Copper Prices Are Imperiling Electrification And Decarbonization

Copper is the wiring connecting the present and future. It is also the global markets’ latest runaway. The growing supply-demand gap for copper is increasing volatility in markets to the point that buyers are seeking to secure long-term deals due to increased concerns about its availability. Copper prices have surged since they hit a low point in March 2020 as COVID hit. Low copper prices (58% decline from 2010 to 2016) helped spur and sustain investments and research in renewables, but they also reduced incentives for many copper manufacturers, including Broken Hill Proprietary, Freeport-McMoran, Glencore, and Southern Copper, to increase production levels. High copper prices could constrain electrification, including for transport, and emerging technologies, such as renewables.

If this was any other commodity there would be no mystery. A pandemic-induced demand slump resulted in an underinvestment in production, so when demand rebounded producers were ill-equipped to handle new orders, resulting in higher prices. For copper, it’s not so simple.

There are two problems. Firstly, there has been increased investment in research and development of creating synthetic alternatives for copper which should help stabilize prices even if the power conversion efficiency of synthetic copper is still less than desired. Secondly, copper production is comparatively easy to ramp up and has already done so, with little impact on prices. The real reason copper is shooting up in price can be distilled down to one key point: copper is directly linked with energy infrastructure and future energy developments.

As we should know from high school physics and chemistry, copper is an incredibly efficient conductor of electricity and heat, making it vital for nearly every piece of infrastructure or electrical device from cables to generators to electric engines. It is used across industries in everything from cars to aircraft to computers. This unmatched utility has helped increase supply and demand. Over the past 30 years, copper production increased by 124%. Yet, this is less than half of the value of production increases of competing commodities aluminum and iron, totaling 256% and 257% respectively.

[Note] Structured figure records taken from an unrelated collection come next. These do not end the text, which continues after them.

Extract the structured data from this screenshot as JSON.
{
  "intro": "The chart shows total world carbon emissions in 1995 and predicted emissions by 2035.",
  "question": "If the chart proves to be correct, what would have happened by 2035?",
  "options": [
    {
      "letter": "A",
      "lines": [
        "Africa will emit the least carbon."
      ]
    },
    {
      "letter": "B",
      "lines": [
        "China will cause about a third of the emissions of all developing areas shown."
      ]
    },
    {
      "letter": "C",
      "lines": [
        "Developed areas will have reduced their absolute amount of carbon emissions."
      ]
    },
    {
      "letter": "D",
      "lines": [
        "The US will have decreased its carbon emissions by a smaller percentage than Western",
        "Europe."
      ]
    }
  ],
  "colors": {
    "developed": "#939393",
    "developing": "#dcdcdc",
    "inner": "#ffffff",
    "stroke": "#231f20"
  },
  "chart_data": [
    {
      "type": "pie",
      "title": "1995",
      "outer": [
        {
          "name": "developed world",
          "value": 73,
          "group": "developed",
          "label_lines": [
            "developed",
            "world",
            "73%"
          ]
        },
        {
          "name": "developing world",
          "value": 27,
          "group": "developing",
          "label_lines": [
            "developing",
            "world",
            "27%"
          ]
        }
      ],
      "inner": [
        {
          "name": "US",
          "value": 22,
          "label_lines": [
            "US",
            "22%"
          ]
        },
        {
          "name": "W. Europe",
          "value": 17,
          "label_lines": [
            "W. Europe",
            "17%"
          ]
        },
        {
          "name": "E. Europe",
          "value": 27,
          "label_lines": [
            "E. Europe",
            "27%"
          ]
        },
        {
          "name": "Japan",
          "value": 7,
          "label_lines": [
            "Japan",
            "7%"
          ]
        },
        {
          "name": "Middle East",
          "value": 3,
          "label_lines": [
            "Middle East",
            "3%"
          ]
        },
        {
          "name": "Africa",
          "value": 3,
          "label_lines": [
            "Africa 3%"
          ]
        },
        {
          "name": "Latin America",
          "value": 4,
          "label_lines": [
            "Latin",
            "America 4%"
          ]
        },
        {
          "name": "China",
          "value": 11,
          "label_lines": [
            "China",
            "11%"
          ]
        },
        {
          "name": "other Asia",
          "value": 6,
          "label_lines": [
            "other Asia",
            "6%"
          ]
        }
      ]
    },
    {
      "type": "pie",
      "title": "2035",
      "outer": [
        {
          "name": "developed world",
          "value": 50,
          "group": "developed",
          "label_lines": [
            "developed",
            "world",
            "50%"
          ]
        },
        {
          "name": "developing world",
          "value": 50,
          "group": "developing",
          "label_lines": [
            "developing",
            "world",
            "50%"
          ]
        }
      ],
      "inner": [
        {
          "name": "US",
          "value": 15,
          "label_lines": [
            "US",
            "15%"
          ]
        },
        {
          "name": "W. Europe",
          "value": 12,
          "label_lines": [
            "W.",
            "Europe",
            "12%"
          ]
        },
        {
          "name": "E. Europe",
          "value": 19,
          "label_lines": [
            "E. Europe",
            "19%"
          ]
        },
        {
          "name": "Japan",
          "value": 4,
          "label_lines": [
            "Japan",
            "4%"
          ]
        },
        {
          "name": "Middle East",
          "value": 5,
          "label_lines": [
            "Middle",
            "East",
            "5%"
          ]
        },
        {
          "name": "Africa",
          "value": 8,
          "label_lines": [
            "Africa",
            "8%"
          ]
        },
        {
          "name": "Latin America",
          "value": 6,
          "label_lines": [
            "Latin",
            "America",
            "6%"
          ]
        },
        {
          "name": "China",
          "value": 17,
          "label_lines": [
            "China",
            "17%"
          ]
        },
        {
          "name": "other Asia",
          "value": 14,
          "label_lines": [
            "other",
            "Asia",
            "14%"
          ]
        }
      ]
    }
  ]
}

Rising energy costs have hit the energy-intensive copper mining and refining industries hard. Increasing crude oil and natural gas prices have increased copper’s cost of production. Further complicating matters, the very same increasing energy costs are leading to an increase in the demand for copper as alternative energy technologies including wind, solar and electric vehicles are becoming more prominent. This increase in the demand cycle is further magnified by foreign competition from emerging markets, both for building energy infrastructure, increased consumer spending for cars, planes, and gadgets, and the growth in the production of all things electric.

A key player in the copper market driving up demand is China. It consumes 40-50% of newly mined copper annually, even when supply increases, and is the home of copper giants like Jiangxi Copper and the Zijin Mining Group which are active across the world. China’s economic growth, especially its post-pandemic rebound, correlates with current copper prices measured via the “Li Keqiang Index”. Industrial metals such as aluminum and copper generally tend to show the strongest correlations with the Li Keqiang Index which measures growth in the Chinese economy. With increased market demand in China post-pandemic as observed in the Index, copper prices have moved in a similar direction.

China is consuming copper at quantities and prices higher than normal market conditions would dictate because China sees copper consumption and investment in energy infrastructure as a political project and another aspect of Sino-American rivalry. It is determined to become the indispensable actor in every facet of the international energy supply chain, and copper is just another arena this is playing out in.

Increasing copper prices are a key sign of the viability and progress of decarbonization, electric vehicle production, and so much more. After the woes of inflation and pandemic-era logistical bottlenecks are fully shaken off, copper prices could see a decrease in volatility and a return to more stable levels. But make no mistake, the era of naturally cheap copper is over unless steps are taken to systematically increase supply – or cheap and viable substitutes are found. As copper demand is expected to double by 2030, the industry hopes for corporate planning to concurrently increase supply. Environmental overregulation in the developed world will allow China to increase its leadership in copper production.

Copper has been mined and utilized by humans since the Bronze Age, and its recent woes should remind us that even high-tech post-industrial societies require stable primary product inputs which are interconnected in ways we seldom consider. The Biden administration and the EU should make every effort to increase domestic and friend-shored production of copper to ensure stable and low prices. If environmentalists oppose copper mining in the US and the West, they are embracing a self-defeating strategy that will not only hand China the tools required to dictate humanity’s further electrification and decarbonization strategies but also slow and damage the adoption of green technologies everywhere. Embracing responsible copper production is a small price to pay for electrification and decarbonization.